The Prof withdrew his pipe from between his clenched teeth and shook his head from side to side. The Prof was taller than Churchill and his hair was short and dark, matching his mustache—below which was found his ever present pipe. In contrast, Churchill was a cherubic man with thinning red-hair, no more than five foot nine inches tall when his shoulders weren’t slumped forward—which hardly ever happened. His face was pink and clean shaven and between his lips—a twin to the Prof’s pipe—was a long unlit Havana cigar.
“That is a shame,” Churchill replied, his voice a low growl. He turned to his son. “What are your plans for later this spring, my dear boy?”
Randolph was an exceptionally handsome young man, slightly taller than his father, with long blond hair combed back from his forehead. Having turned twenty-one earlier in the year, he had dropped out of Oxford—much to his father’s dismay—to pursue a career in journalism. Lord Rothermere had hired him for the Sunday Graphic and sent him to Germany to cover the presidential election.
“It depends on what happens in Germany.”
“Pray elaborate,” Churchill replied.
“Chancellor Brüning is on his last legs. He could be forced out at any moment and new elections held. As the number of unemployed grows, so does Hitler’s popularity—and all the street violence that goes with it. It’s positively bad for your health, Papa, to be a Socialist, a Communist, or a Jew in Germany today. And the Brown Shirts don’t spare women either,”
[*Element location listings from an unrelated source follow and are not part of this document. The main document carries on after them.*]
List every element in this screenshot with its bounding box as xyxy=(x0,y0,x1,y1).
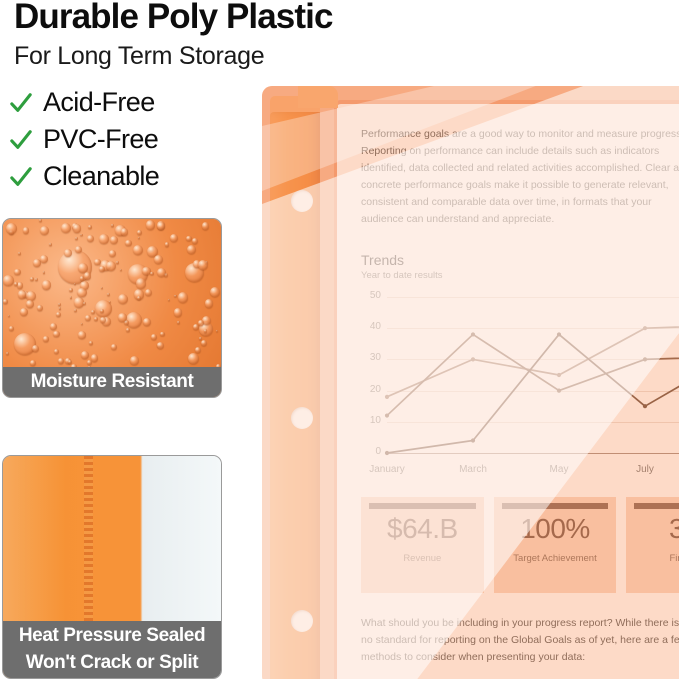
stat-label: Revenue xyxy=(361,553,484,564)
water-droplet xyxy=(18,290,27,299)
water-droplet xyxy=(133,245,144,256)
chart-data-point xyxy=(385,395,389,399)
water-droplet xyxy=(20,308,28,316)
water-droplet xyxy=(116,261,119,264)
water-droplet xyxy=(14,269,20,275)
water-droplet xyxy=(6,223,17,234)
water-droplet xyxy=(187,245,196,254)
chart-data-point xyxy=(643,357,647,361)
water-droplet xyxy=(30,277,34,281)
water-droplet xyxy=(210,287,220,297)
thumb-notch xyxy=(298,86,338,108)
chart-line xyxy=(387,325,679,397)
chart-data-point xyxy=(471,438,475,442)
water-droplet xyxy=(125,240,131,246)
water-droplet xyxy=(101,287,104,290)
check-icon xyxy=(10,92,32,114)
chart-line xyxy=(387,334,679,453)
chart-series-layer xyxy=(361,291,679,481)
water-droplet xyxy=(106,261,116,271)
intro-paragraph: Performance goals are a good way to moni… xyxy=(361,126,679,228)
water-droplet xyxy=(192,238,198,244)
water-droplet xyxy=(170,234,178,242)
water-droplet xyxy=(157,342,164,349)
water-droplet xyxy=(91,310,95,314)
water-droplet xyxy=(58,358,64,364)
water-droplet xyxy=(87,235,94,242)
water-droplet xyxy=(204,329,207,332)
stat-card: 100% Target Achievement xyxy=(494,497,617,593)
stat-card: 3,5 First Tim xyxy=(626,497,679,593)
chart-data-point xyxy=(557,389,561,393)
water-droplet xyxy=(151,334,157,340)
water-droplet xyxy=(43,271,45,273)
punch-hole xyxy=(291,610,313,632)
water-droplet xyxy=(120,269,122,271)
water-droplet xyxy=(39,219,42,222)
section-subtitle: Year to date results xyxy=(361,270,679,281)
water-droplet xyxy=(198,320,204,326)
water-droplet xyxy=(6,352,9,355)
water-droplet xyxy=(205,299,214,308)
chart-data-point xyxy=(643,326,647,330)
chart-data-point xyxy=(557,332,561,336)
water-droplet xyxy=(178,292,189,303)
chart-line xyxy=(387,334,679,415)
water-droplet xyxy=(121,228,129,236)
water-droplet xyxy=(177,321,181,325)
water-droplet xyxy=(138,237,140,239)
water-droplet xyxy=(126,328,130,332)
water-droplet xyxy=(68,360,72,364)
water-droplet xyxy=(69,288,73,292)
water-droplet xyxy=(37,305,43,311)
page-title: Durable Poly Plastic xyxy=(14,0,434,36)
water-droplet xyxy=(198,260,209,271)
water-droplet xyxy=(42,280,51,289)
chart-data-point xyxy=(643,404,647,408)
water-droplet xyxy=(174,308,183,317)
stat-label: First Tim xyxy=(626,553,679,564)
photo-caption: Moisture Resistant xyxy=(3,367,221,397)
feature-label: PVC-Free xyxy=(43,126,158,153)
water-droplet xyxy=(84,272,92,280)
water-droplet xyxy=(160,332,164,336)
water-droplet xyxy=(43,336,49,342)
water-droplet xyxy=(40,226,49,235)
product-marketing-image: Durable Poly Plastic For Long Term Stora… xyxy=(0,0,679,679)
water-droplet xyxy=(150,272,154,276)
water-droplet xyxy=(78,331,85,338)
water-droplet xyxy=(110,236,118,244)
water-droplet xyxy=(111,344,117,350)
water-droplet xyxy=(99,266,105,272)
section-title: Trends xyxy=(361,252,679,268)
list-item: PVC-Free xyxy=(10,121,260,158)
water-droplet xyxy=(130,356,139,365)
headline-block: Durable Poly Plastic For Long Term Stora… xyxy=(14,0,434,71)
water-droplet xyxy=(35,278,38,281)
list-item: Acid-Free xyxy=(10,84,260,121)
water-droplet xyxy=(32,345,39,352)
check-icon xyxy=(10,166,32,188)
water-droplet xyxy=(168,299,170,301)
water-droplet xyxy=(216,330,218,332)
water-droplet xyxy=(80,234,83,237)
water-droplet xyxy=(83,302,85,304)
punch-hole xyxy=(291,190,313,212)
water-droplet xyxy=(56,312,61,317)
water-droplet xyxy=(165,242,169,246)
water-droplet xyxy=(88,225,92,229)
water-droplet xyxy=(61,223,71,233)
stat-value: 3,5 xyxy=(626,511,679,547)
water-droplet xyxy=(118,313,127,322)
water-droplet xyxy=(81,323,83,325)
trends-line-chart: 01020304050JanuaryMarchMayJuly xyxy=(361,291,679,481)
water-droplet xyxy=(202,222,209,229)
water-droplet xyxy=(107,293,110,296)
water-droplet xyxy=(111,224,114,227)
document-page: Performance goals are a good way to moni… xyxy=(334,100,679,679)
water-droplet xyxy=(89,341,93,345)
water-droplet xyxy=(18,252,21,255)
water-droplet xyxy=(174,295,176,297)
water-droplet xyxy=(30,360,36,366)
water-droplet xyxy=(59,307,62,310)
water-droplet xyxy=(53,331,59,337)
stat-value: 100% xyxy=(494,511,617,547)
feature-photo-moisture: Moisture Resistant xyxy=(2,218,222,398)
water-droplet xyxy=(3,275,14,286)
water-droplet xyxy=(157,222,165,230)
check-icon xyxy=(10,129,32,151)
water-droplet xyxy=(136,278,147,289)
water-droplet xyxy=(195,347,201,353)
feature-list: Acid-Free PVC-Free Cleanable xyxy=(10,84,260,195)
water-droplet xyxy=(23,227,29,233)
water-droplet xyxy=(58,303,61,306)
water-droplet xyxy=(145,289,152,296)
water-droplet xyxy=(70,296,73,299)
sheet-protector: Performance goals are a good way to moni… xyxy=(262,86,679,679)
water-droplet xyxy=(73,224,82,233)
stat-value: $64.B xyxy=(361,511,484,547)
water-droplet xyxy=(49,243,52,246)
chart-data-point xyxy=(471,332,475,336)
water-droplet xyxy=(109,301,111,303)
water-droplet xyxy=(77,288,86,297)
protector-spine xyxy=(270,112,320,679)
chart-data-point xyxy=(557,373,561,377)
chart-data-point xyxy=(385,413,389,417)
water-droplet xyxy=(54,349,59,354)
water-droplet xyxy=(201,340,207,346)
card-accent-bar xyxy=(502,503,609,509)
punch-hole xyxy=(291,407,313,429)
water-droplet xyxy=(50,323,57,330)
chart-data-point xyxy=(385,451,389,455)
stat-label: Target Achievement xyxy=(494,553,617,564)
water-droplet xyxy=(40,255,48,263)
water-droplet xyxy=(85,315,91,321)
water-droplet xyxy=(99,234,109,244)
water-droplet xyxy=(143,318,152,327)
stat-card-row: $64.B Revenue 100% Target Achievement 3,… xyxy=(361,497,679,593)
list-item: Cleanable xyxy=(10,158,260,195)
feature-label: Acid-Free xyxy=(43,89,155,116)
photo-caption-line2: Won't Crack or Split xyxy=(3,649,221,676)
water-droplet xyxy=(87,360,93,366)
water-droplet xyxy=(26,300,35,309)
document-content: Performance goals are a good way to moni… xyxy=(337,104,679,679)
water-droplet xyxy=(75,237,78,240)
card-accent-bar xyxy=(634,503,679,509)
water-droplet xyxy=(3,299,8,304)
photo-caption-line1: Heat Pressure Sealed xyxy=(3,622,221,649)
water-droplet xyxy=(9,326,14,331)
water-droplet xyxy=(74,283,76,285)
water-droplet xyxy=(186,236,192,242)
water-droplet xyxy=(118,294,128,304)
water-droplet xyxy=(154,255,163,264)
water-droplet xyxy=(109,250,116,257)
photo-caption: Heat Pressure Sealed Won't Crack or Spli… xyxy=(3,621,221,678)
water-droplet xyxy=(74,309,77,312)
water-droplet xyxy=(146,220,156,230)
chart-data-point xyxy=(471,357,475,361)
body-paragraph: What should you be including in your pro… xyxy=(361,615,679,666)
water-droplet xyxy=(188,353,199,364)
water-droplet xyxy=(94,317,98,321)
card-accent-bar xyxy=(369,503,476,509)
water-droplet xyxy=(81,351,89,359)
water-droplet xyxy=(137,230,142,235)
page-subtitle: For Long Term Storage xyxy=(14,42,434,71)
feature-photo-sealed-edge: Heat Pressure Sealed Won't Crack or Spli… xyxy=(2,455,222,679)
feature-label: Cleanable xyxy=(43,163,159,190)
stat-card: $64.B Revenue xyxy=(361,497,484,593)
water-droplet xyxy=(8,315,11,318)
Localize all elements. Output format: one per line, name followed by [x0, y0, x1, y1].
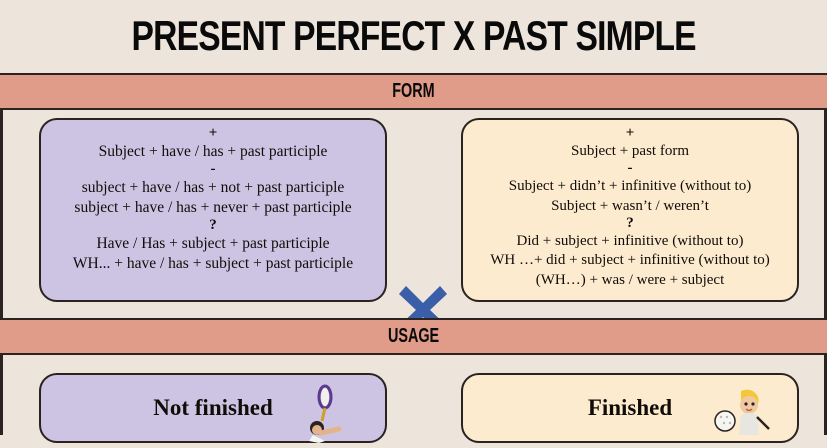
- past-simple-question-line-2: WH …+ did + subject + infinitive (withou…: [463, 251, 797, 271]
- section-heading-usage: USAGE: [0, 318, 827, 355]
- present-perfect-negative-line-2: subject + have / has + never + past part…: [41, 198, 385, 218]
- present-perfect-form-box: + Subject + have / has + past participle…: [39, 118, 387, 302]
- past-simple-negative-line-1: Subject + didn’t + infinitive (without t…: [463, 177, 797, 197]
- past-simple-affirmative-line: Subject + past form: [463, 142, 797, 162]
- usage-finished-box: Finished: [461, 373, 799, 443]
- poster: PRESENT PERFECT X PAST SIMPLE FORM + Sub…: [0, 0, 827, 435]
- question-symbol: ?: [463, 216, 797, 232]
- plus-symbol: +: [463, 126, 797, 142]
- past-simple-negative-line-2: Subject + wasn’t / weren’t: [463, 197, 797, 217]
- section-heading-form: FORM: [0, 73, 827, 110]
- present-perfect-negative-line-1: subject + have / has + not + past partic…: [41, 178, 385, 198]
- past-simple-question-line-3: (WH…) + was / were + subject: [463, 271, 797, 291]
- present-perfect-question-line-1: Have / Has + subject + past participle: [41, 234, 385, 254]
- past-simple-question-line-1: Did + subject + infinitive (without to): [463, 232, 797, 252]
- tennis-player-icon: [299, 383, 361, 443]
- section-heading-form-label: FORM: [392, 80, 434, 103]
- section-heading-usage-label: USAGE: [388, 325, 439, 348]
- page-title: PRESENT PERFECT X PAST SIMPLE: [0, 0, 827, 72]
- usage-not-finished-box: Not finished: [39, 373, 387, 443]
- present-perfect-affirmative-line: Subject + have / has + past participle: [41, 142, 385, 162]
- past-simple-form-box: + Subject + past form - Subject + didn’t…: [461, 118, 799, 302]
- page-title-text: PRESENT PERFECT X PAST SIMPLE: [131, 15, 695, 57]
- minus-symbol: -: [41, 162, 385, 178]
- golfer-icon: [711, 383, 773, 443]
- form-content-area: + Subject + have / has + past participle…: [0, 110, 827, 318]
- usage-content-area: Not finished Finished: [0, 355, 827, 435]
- minus-symbol: -: [463, 161, 797, 177]
- present-perfect-question-line-2: WH... + have / has + subject + past part…: [41, 254, 385, 274]
- question-symbol: ?: [41, 218, 385, 234]
- plus-symbol: +: [41, 126, 385, 142]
Randolph paused and then chuckled. “Given Hitler’s views on the Jews, you would think Jewesses at least would be safe from rape. Racial pollution, mongrelization and all that nonsense, eh? But my sources tell me their women aren’t any more safe from the SA thugs than blonde-haired German maidens.” Randolph laughed again. “Actually, I suppose they are all safe from the SA types who are queer. Plenty of those, starting at the top with Rohm.”
Churchill frowned. “I see nothing humorous in rape.”